In a recent letter to the editor, Gerald Harrison from Laughton, East Sussex, recounts his exasperating encounter with the British Passport Office, which he describes as arrogant rather than merely colonial in attitude. Harrison, who holds both British and Irish passports due to his English father and Irish mother, has been using two passports for nearly four decades. However, when he attempted to renew his British passport last November, he encountered an unexpected obstacle.

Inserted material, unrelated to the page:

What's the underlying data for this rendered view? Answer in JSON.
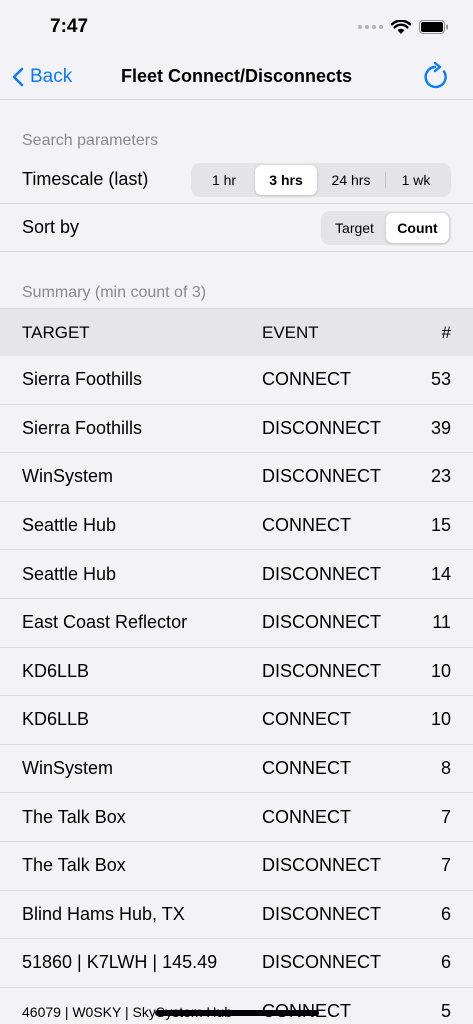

Name Discrepancy Leads to Refusal
Harrison enclosed his Irish passport with his renewal application, as he had done previously. To his surprise, the renewal was refused because his Irish passport lists his first name and one middle name, while his British passport includes an additional middle name. Despite having both passports in front of them, with identical home addresses and similar photographs, British officials suggested that he could be two different people.
Impasse with Bureaucracy
The Passport Office has instructed Harrison to add the second middle name to his Irish passport, but the Irish authorities claim they cannot do so due to EU regulations. Conversely, Harrison has asked the British office to remove the extra middle name from his British passport, but they have refused. This bureaucratic stalemate has left him without a renewed British passport for eight months.
Harrison questions whether this is another reason to rejoin the European Union, highlighting the frustrations of dealing with inflexible systems. His experience echoes that of another letter writer whose sister was asked to change her Greek surname, underscoring a pattern of what he calls 'arrogance' within the British Passport Office.